Our friend Nightshade was visiting one night, a few years after we had moved in. We had been sitting in the kitchen, talking when he decided to go out to his car to get something to show me. I cannot recall what it was. He left the kitchen and turned toward his left to cross where the staircase opened into the front room. As he came even with the staircase, he said he glanced up to make sure the boys bedroom light was out as they were supposed to be in bed. He suddenly let out a high-pitched squeal that did not fit his 6’ 3” height and a few hundred pound frame and dove toward the couch on the opposite side of the room from the stairs. I thought he was being silly at first and just playing around with one of the boys. You would have to know how much he goofed around with them and what a big kid he was to understand exactly how likely that was. However, the paleness of his naturally tanned face when he turned and explained to me, convinced me he was not playing around. He said that just as he cleared the panty/stairwell wall, something had launched itself down the stairs at his face with a fierce growl. He said it sounded feral and its eyes glowed but he could not identify a shape at all because it moved so fast. I asked if it resembled my late kitty Sinatra, as he had been hanging out at the new house with me on occasion, his response, “not unless Sinatra is about 4 feet tall now!” I explained at that point, apparently, the shadow boy was not fond of Nightshade for some reason. I sometimes wondered if he was jealous of the attention and fun the boys had with Nightshade.

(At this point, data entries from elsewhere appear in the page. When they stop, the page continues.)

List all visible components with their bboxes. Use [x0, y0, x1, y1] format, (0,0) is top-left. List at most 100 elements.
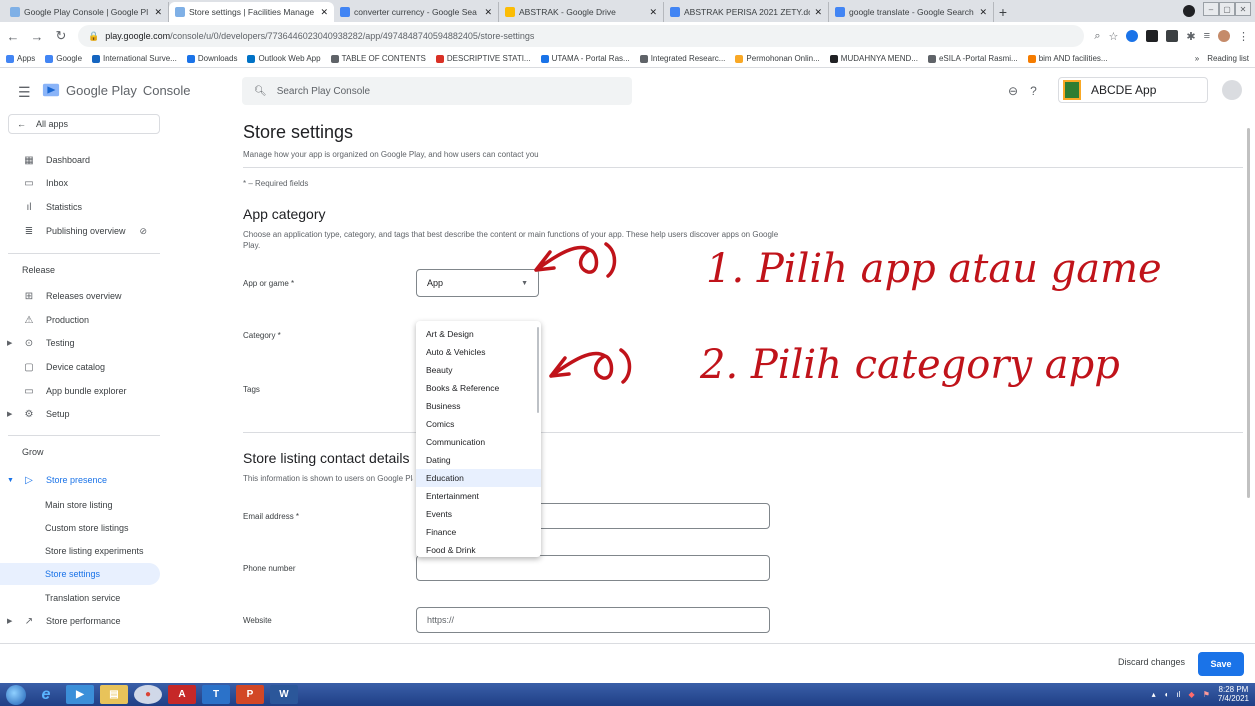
maximize-icon[interactable]: ▢	[1219, 2, 1235, 16]
collapse-caret-icon[interactable]: ▼	[7, 477, 14, 484]
bookmark-link[interactable]: MUDAHNYA MEND...	[829, 54, 918, 63]
page-scrollbar[interactable]	[1247, 128, 1250, 498]
bookmark-link[interactable]: TABLE OF CONTENTS	[330, 54, 426, 63]
app-or-game-select[interactable]: App ▼	[416, 269, 539, 297]
reload-icon[interactable]: ↻	[54, 28, 68, 44]
sidebar-item-translation-service[interactable]: Translation service	[0, 587, 170, 609]
category-option[interactable]: Dating	[416, 451, 541, 469]
menu-dots-icon[interactable]: ⋮	[1238, 30, 1249, 43]
teams-icon[interactable]: T	[202, 685, 230, 704]
category-option[interactable]: Comics	[416, 415, 541, 433]
dropdown-scrollbar[interactable]	[537, 327, 539, 413]
hamburger-menu-icon[interactable]: ☰	[18, 84, 31, 101]
category-option[interactable]: Education	[416, 469, 541, 487]
bookmark-link[interactable]: Apps	[6, 54, 35, 63]
bookmark-link[interactable]: UTAMA - Portal Ras...	[540, 54, 630, 63]
category-option[interactable]: Books & Reference	[416, 379, 541, 397]
media-player-icon[interactable]: ▶	[66, 685, 94, 704]
tab-close-icon[interactable]: ✕	[649, 7, 657, 18]
expand-caret-icon[interactable]: ▶	[7, 339, 12, 347]
puzzle-icon[interactable]: ✱	[1186, 30, 1195, 43]
browser-tab[interactable]: google translate - Google Search ✕	[829, 2, 994, 22]
account-avatar[interactable]	[1222, 80, 1242, 100]
category-option[interactable]: Beauty	[416, 361, 541, 379]
reading-list-link[interactable]: Reading list	[1207, 54, 1249, 63]
sidebar-item-statistics[interactable]: ıl Statistics	[0, 196, 170, 218]
sidebar-item-store-settings[interactable]: Store settings	[0, 563, 160, 585]
sidebar-item-store-listing-experiments[interactable]: Store listing experiments	[0, 540, 170, 562]
extension-icon[interactable]	[1166, 30, 1179, 42]
antivirus-icon[interactable]: ◆	[1189, 690, 1195, 699]
close-window-icon[interactable]: ✕	[1235, 2, 1251, 16]
start-button-icon[interactable]	[6, 684, 26, 705]
sidebar-item-dashboard[interactable]: ▦ Dashboard	[0, 149, 170, 171]
bookmark-star-icon[interactable]: ☆	[1108, 30, 1118, 43]
sidebar-item-setup[interactable]: ▶ ⚙ Setup	[0, 403, 170, 425]
category-option[interactable]: Auto & Vehicles	[416, 343, 541, 361]
new-tab-icon[interactable]: +	[994, 2, 1012, 22]
bookmark-link[interactable]: Integrated Researc...	[639, 54, 725, 63]
word-icon[interactable]: W	[270, 685, 298, 704]
bookmark-link[interactable]: DESCRIPTIVE STATI...	[435, 54, 531, 63]
extension-icon[interactable]	[1146, 30, 1159, 42]
action-center-icon[interactable]: ⚑	[1203, 690, 1210, 699]
tab-close-icon[interactable]: ✕	[320, 7, 328, 18]
phone-field[interactable]	[416, 555, 770, 581]
clock[interactable]: 8:28 PM 7/4/2021	[1218, 685, 1249, 703]
sidebar-item-store-presence[interactable]: ▼ ▷ Store presence	[0, 469, 170, 491]
category-option[interactable]: Food & Drink	[416, 541, 541, 557]
back-icon[interactable]: ←	[6, 29, 20, 44]
profile-avatar-icon[interactable]	[1218, 30, 1230, 42]
sidebar-item-app-bundle-explorer[interactable]: ▭ App bundle explorer	[0, 380, 170, 402]
acrobat-icon[interactable]: A	[168, 685, 196, 704]
chrome-icon[interactable]: ●	[134, 685, 162, 704]
sidebar-item-custom-store-listings[interactable]: Custom store listings	[0, 517, 170, 539]
save-button[interactable]: Save	[1198, 652, 1244, 676]
powerpoint-icon[interactable]: P	[236, 685, 264, 704]
browser-profile-icon[interactable]	[1183, 5, 1195, 17]
link-icon[interactable]: ⊖	[1008, 84, 1018, 98]
bookmark-link[interactable]: Outlook Web App	[247, 54, 321, 63]
category-option[interactable]: Art & Design	[416, 325, 541, 343]
tab-close-icon[interactable]: ✕	[814, 7, 822, 18]
tab-close-icon[interactable]: ✕	[979, 7, 987, 18]
sidebar-item-production[interactable]: ⚠ Production	[0, 309, 170, 331]
browser-tab[interactable]: Store settings | Facilities Manage ✕	[169, 2, 334, 22]
help-icon[interactable]: ?	[1030, 84, 1037, 98]
volume-icon[interactable]: ◖	[1164, 690, 1169, 699]
bookmark-link[interactable]: Google	[45, 54, 82, 63]
sidebar-item-releases-overview[interactable]: ⊞ Releases overview	[0, 285, 170, 307]
category-option[interactable]: Business	[416, 397, 541, 415]
discard-changes-button[interactable]: Discard changes	[1118, 657, 1185, 667]
bookmark-link[interactable]: bim AND facilities...	[1027, 54, 1108, 63]
play-console-logo[interactable]: Google Play Console	[42, 81, 191, 99]
zoom-icon[interactable]: ⌕	[1094, 30, 1100, 43]
expand-caret-icon[interactable]: ▶	[7, 410, 12, 418]
website-field[interactable]: https://	[416, 607, 770, 633]
expand-caret-icon[interactable]: ▶	[7, 617, 12, 625]
bookmark-link[interactable]: Downloads	[186, 54, 237, 63]
ie-icon[interactable]: e	[32, 685, 60, 704]
category-option[interactable]: Entertainment	[416, 487, 541, 505]
browser-tab[interactable]: ABSTRAK PERISA 2021 ZETY.doc ✕	[664, 2, 829, 22]
more-bookmarks-icon[interactable]: »	[1195, 54, 1199, 63]
bookmark-link[interactable]: Permohonan Onlin...	[735, 54, 820, 63]
sidebar-item-inbox[interactable]: ▭ Inbox	[0, 172, 170, 194]
search-input[interactable]: 🔍︎ Search Play Console	[242, 77, 632, 105]
category-option[interactable]: Finance	[416, 523, 541, 541]
category-dropdown[interactable]: Art & Design Auto & Vehicles Beauty Books &…	[416, 321, 541, 557]
sidebar-item-device-catalog[interactable]: ▢ Device catalog	[0, 356, 170, 378]
network-icon[interactable]: ıl	[1177, 690, 1181, 699]
bookmark-link[interactable]: eSILA -Portal Rasmi...	[927, 54, 1018, 63]
tab-close-icon[interactable]: ✕	[484, 7, 492, 18]
bookmark-link[interactable]: International Surve...	[92, 54, 177, 63]
extension-icon[interactable]	[1126, 30, 1139, 42]
minimize-icon[interactable]: –	[1203, 2, 1219, 16]
sidebar-item-publishing-overview[interactable]: ≣ Publishing overview ⊘	[0, 220, 170, 242]
tray-arrow-icon[interactable]: ▴	[1152, 690, 1156, 699]
sidebar-item-store-performance[interactable]: ▶ ↗ Store performance	[0, 610, 170, 632]
browser-tab[interactable]: Google Play Console | Google Pl ✕	[4, 2, 169, 22]
all-apps-button[interactable]: ← All apps	[8, 114, 160, 134]
category-option[interactable]: Events	[416, 505, 541, 523]
browser-tab[interactable]: ABSTRAK - Google Drive ✕	[499, 2, 664, 22]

The event that surprised me the most was with my niece, who was staying with me then and currently lives with me, again, in this new house with her father and two kids. She and her father had lived in the old house previously. I bought it from him when he moved onto his land a couple of months after my beloved crossed over while this niece was out in the Carolinas. Several years later, I went to spend a month out in Alabama tending to my dad, who had recently been diagnosed with cancer. I took care of his daily errands, cooked for him and ran him to doctors, biopsies, and surgeries for a month before I had to come home and go back to work or lose my job. My niece moved in and stayed in the house with my boys, running them to and from daycare while I was away. She and her six-year-old son had been living with her dad, but they stayed with me even after I returned for several months longer. It allowed me to work massive amounts of overtime to catch up with my Resource job and replace the funds I had lost during the month without paychecks. One day after my kids were in daycare, her son was downstairs playing, and I was at work, she said she was lying down in the bedroom which had been converted from a loft. She said she was sleeping with her face to the wall when she heard someone quietly call her name. She thought that I had come home unexpectedly, and she said “What?” without turning over or getting up. She said she waited a minute expecting me to say something else. When she heard nothing else, she turned over and saw the door to the room, still closed and locked. She told me about it when I came home that evening. My response, “You have the closet door closed in your room, you need to open it and leave it open.” She said, “How do you know it is closed?” To which I explained, “He doesn’t like it when the door is closed. I think he used to get locked in.” I told her about the other issues we had with the house and she said she never noticed anything during the decade she lived there, but I noticed that whatever was there felt comfortable enough with her and her name enough to call it, yet it never spoke to the boys or me. I suspect it was there all along and she had just never noticed it before. She opened the door and left in open for the duration of her stay.